Exclusive Interview With Director James DeMonaco On The Purge: Anarchy


I give James DeMonaco a ton of credit, because when I first heard about The Purge, I shrugged off the idea as another mainstream horror blunder waiting to happen. The government pardons all laws for a night full of murder, bloodshed, and every other despicable act in the book, and innocents get caught in the fray? Yeah, well, here I am a year later, eating my words while being genuinely excited for its sequel, The Purge: Anarchy. Funny how life works out, but The Purge really broke open the home invasion genre in ways that gave me a serious case of the willies, and now DeMonaco will swing for the fences by taking us into the eye of the Purge – hope you brought your killin’ boots.

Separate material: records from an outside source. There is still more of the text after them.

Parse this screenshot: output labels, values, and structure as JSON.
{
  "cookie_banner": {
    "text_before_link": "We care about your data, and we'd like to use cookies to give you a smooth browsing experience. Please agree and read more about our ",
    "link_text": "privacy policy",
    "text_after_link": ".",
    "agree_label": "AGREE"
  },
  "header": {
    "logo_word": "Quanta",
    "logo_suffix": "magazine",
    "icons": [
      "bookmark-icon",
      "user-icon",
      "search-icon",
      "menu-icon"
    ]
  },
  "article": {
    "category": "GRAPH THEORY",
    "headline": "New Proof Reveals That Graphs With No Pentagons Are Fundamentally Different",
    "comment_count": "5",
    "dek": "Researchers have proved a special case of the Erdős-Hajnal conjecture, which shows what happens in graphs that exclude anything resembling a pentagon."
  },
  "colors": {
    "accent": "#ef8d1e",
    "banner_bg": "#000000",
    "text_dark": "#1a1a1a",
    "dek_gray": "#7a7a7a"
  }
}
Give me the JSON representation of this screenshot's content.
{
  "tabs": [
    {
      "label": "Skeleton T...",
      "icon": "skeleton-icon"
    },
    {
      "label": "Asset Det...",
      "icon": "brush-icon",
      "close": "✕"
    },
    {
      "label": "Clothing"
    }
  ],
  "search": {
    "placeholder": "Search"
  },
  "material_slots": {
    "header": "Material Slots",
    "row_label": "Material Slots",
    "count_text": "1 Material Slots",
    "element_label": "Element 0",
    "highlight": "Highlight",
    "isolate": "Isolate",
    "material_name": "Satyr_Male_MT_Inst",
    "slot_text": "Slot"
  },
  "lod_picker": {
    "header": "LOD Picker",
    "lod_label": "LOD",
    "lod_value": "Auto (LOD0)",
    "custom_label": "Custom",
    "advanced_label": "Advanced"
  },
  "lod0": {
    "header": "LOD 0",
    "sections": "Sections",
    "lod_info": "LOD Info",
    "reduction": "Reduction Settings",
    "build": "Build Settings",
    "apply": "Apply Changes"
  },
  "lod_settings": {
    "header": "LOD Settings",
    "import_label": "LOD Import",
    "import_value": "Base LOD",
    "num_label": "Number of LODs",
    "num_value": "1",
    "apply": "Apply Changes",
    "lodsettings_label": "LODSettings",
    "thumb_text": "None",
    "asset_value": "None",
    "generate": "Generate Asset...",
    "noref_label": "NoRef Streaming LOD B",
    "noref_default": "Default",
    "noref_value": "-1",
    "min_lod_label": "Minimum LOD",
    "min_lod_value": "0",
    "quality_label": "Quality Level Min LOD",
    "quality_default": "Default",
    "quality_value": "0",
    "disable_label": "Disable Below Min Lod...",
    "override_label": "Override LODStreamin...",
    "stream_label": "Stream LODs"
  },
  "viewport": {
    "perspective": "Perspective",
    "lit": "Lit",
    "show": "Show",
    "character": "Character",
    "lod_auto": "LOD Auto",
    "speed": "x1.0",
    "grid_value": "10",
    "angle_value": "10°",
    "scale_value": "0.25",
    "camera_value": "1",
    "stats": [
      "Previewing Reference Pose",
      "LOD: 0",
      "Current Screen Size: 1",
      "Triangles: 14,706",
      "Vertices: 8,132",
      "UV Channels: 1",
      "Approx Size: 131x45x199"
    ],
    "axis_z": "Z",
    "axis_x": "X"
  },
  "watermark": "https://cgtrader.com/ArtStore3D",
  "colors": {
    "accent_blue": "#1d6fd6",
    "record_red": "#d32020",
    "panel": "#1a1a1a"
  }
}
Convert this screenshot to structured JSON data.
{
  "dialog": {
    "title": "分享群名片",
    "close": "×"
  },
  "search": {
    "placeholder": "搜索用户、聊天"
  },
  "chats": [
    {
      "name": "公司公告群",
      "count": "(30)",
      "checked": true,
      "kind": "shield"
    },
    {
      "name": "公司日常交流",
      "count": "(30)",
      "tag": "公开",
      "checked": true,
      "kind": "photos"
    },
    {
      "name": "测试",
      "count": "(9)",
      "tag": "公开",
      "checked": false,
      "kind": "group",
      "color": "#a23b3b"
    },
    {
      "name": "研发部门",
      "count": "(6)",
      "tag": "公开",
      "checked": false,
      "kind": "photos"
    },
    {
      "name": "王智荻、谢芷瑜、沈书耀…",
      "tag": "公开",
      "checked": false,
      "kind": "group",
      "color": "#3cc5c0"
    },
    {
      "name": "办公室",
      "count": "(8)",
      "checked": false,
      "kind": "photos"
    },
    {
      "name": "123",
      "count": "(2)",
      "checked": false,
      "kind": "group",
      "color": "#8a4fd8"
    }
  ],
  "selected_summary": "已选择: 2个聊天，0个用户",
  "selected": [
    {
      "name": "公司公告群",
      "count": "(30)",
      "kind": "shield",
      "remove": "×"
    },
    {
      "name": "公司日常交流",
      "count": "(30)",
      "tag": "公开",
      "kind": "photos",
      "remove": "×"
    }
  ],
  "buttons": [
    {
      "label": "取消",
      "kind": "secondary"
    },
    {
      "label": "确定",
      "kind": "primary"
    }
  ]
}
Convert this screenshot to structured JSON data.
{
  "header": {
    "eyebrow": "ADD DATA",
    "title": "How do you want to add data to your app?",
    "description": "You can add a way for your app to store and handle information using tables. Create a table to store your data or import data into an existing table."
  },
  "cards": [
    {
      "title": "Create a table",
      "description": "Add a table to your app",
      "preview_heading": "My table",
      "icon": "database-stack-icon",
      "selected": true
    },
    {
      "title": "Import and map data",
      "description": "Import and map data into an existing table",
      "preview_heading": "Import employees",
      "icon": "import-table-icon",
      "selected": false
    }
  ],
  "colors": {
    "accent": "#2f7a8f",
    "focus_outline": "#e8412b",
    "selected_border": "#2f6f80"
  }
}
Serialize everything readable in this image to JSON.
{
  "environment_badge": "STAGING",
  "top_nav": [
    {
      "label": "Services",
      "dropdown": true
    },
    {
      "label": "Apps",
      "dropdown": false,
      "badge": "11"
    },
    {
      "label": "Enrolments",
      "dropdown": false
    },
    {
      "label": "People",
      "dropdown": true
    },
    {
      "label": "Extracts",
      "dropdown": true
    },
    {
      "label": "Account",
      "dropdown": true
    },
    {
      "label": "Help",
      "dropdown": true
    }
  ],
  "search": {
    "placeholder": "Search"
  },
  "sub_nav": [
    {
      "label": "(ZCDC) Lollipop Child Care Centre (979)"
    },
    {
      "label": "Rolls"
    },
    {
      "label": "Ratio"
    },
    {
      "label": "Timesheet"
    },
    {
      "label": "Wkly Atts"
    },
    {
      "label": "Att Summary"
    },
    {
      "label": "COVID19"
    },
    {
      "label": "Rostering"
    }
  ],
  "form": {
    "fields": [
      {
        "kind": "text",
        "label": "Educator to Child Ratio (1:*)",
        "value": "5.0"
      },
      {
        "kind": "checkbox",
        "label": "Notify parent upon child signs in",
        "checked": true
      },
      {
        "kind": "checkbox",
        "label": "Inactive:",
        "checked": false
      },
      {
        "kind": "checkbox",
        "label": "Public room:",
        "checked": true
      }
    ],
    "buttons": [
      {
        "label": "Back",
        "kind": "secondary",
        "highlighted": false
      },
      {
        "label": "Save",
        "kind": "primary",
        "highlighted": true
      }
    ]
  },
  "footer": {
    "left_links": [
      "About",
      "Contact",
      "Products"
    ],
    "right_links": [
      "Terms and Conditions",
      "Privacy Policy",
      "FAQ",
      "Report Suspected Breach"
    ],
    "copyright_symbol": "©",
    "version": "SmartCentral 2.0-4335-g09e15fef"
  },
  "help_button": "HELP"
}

A few weeks back I visited Coney Island to talk with James about his upcoming movie, and while the weather was threatening, our conversation wasn’t hindered in the least. Sitting down for a solid 20 minute nerd-out session, James and I discussed The Purge at length, thinking up all the different directions this horrific event could branch next, and I’m pretty sure I gave the writer/director enough ideas for a Purge 3, 4, and 5 – which I’ll of course be expecting royalties on.

Read on to discover what ideas James possibly has that could continue our lust for purging and why he loves Frank Grillo’s car so damn much. Of course, there’s also mention of The Warriors, since The Wonder Wheel was only a stone’s throw away. H

ope you enjoy learning a thing or two about DeMonaco’s Purge universe – now let’s see if I get a writing credit if there’s another sequel!

WGTC: OK, if there’s going to be a Purge 3, it has to be Michael K. Williams’ rise. It has to!

James DeMonaco: That’s the seed that was purposefully planted…I don’t know if we’ll be lucky enough to do it, but I purposefully planted him in there, and I made sure I got Michael K. Williams who I love…all very purposeful. When he emerged in the test screening, people went nuts. I never saw anything like it!

WGTC: Now, The Purge: Anarchy is a lot more political, your characters end up in the “business district” where all the Wall Street fat cats work, so you obviously wanted to go in this direction – but were you cautious about becoming too preachy?

James DeMonaco: Listen, it’s a fine line, and a lot of my producers did yell at me, saying I couldn’t be that political, but the studio was actually on board with the idea, which surprised me. Universal was like, “Absolutely, let’s make a movie that works on two levels, as entertainment but also as a film that will make people think.” I think sometimes I pushed it to places where they’d get a little nervous, all my thoughts and philosophies were seeping in, but I tried to get as much in as possible – the whole market mentality and my thoughts on guns in America.

It’s a fine line when you’re trying to make a statement about violence while you’re also depicting violence. It’s a very, very fine line on the glorification of violence. It’s weird, when people ask me that – I find violence so scary, I never feel like I’m glorifying it. I’m terrified when a gun is even raised at someone, so it’s such a subjective thing because it’s utilized as something I’d never want to emulate, but obviously people do. I don’t think movies cause violence, I think what causes someone to pick up a gun is so complex, being a mental illness on a level that’s giving movies too much credit to even mention being part of it. Hey, the rest of the world sees the same movies we do, so I think it’s a definite problem we have in America right now. But yes, it’s a fine line, even though I never look at any violence as glorified, I get the fear of it.

WGTC: But you’re using violence in a way that’s not glorifying it – the violence is actually a character. The Purge is this huge event, you need it…

James DeMonaco: Oh, I hope people don’t look at it and go, “That’s cool!” – but I guess there are people that do. That’s what freaks me out more than the movie, that someone out there can think that. Someone asked me about the scene where Diego comes in, and I thought that was absolutely horrifying. In no way was that glorification. I want to run from that guy! So I guess I just get confused about the question itself sometimes – I get the fear of it.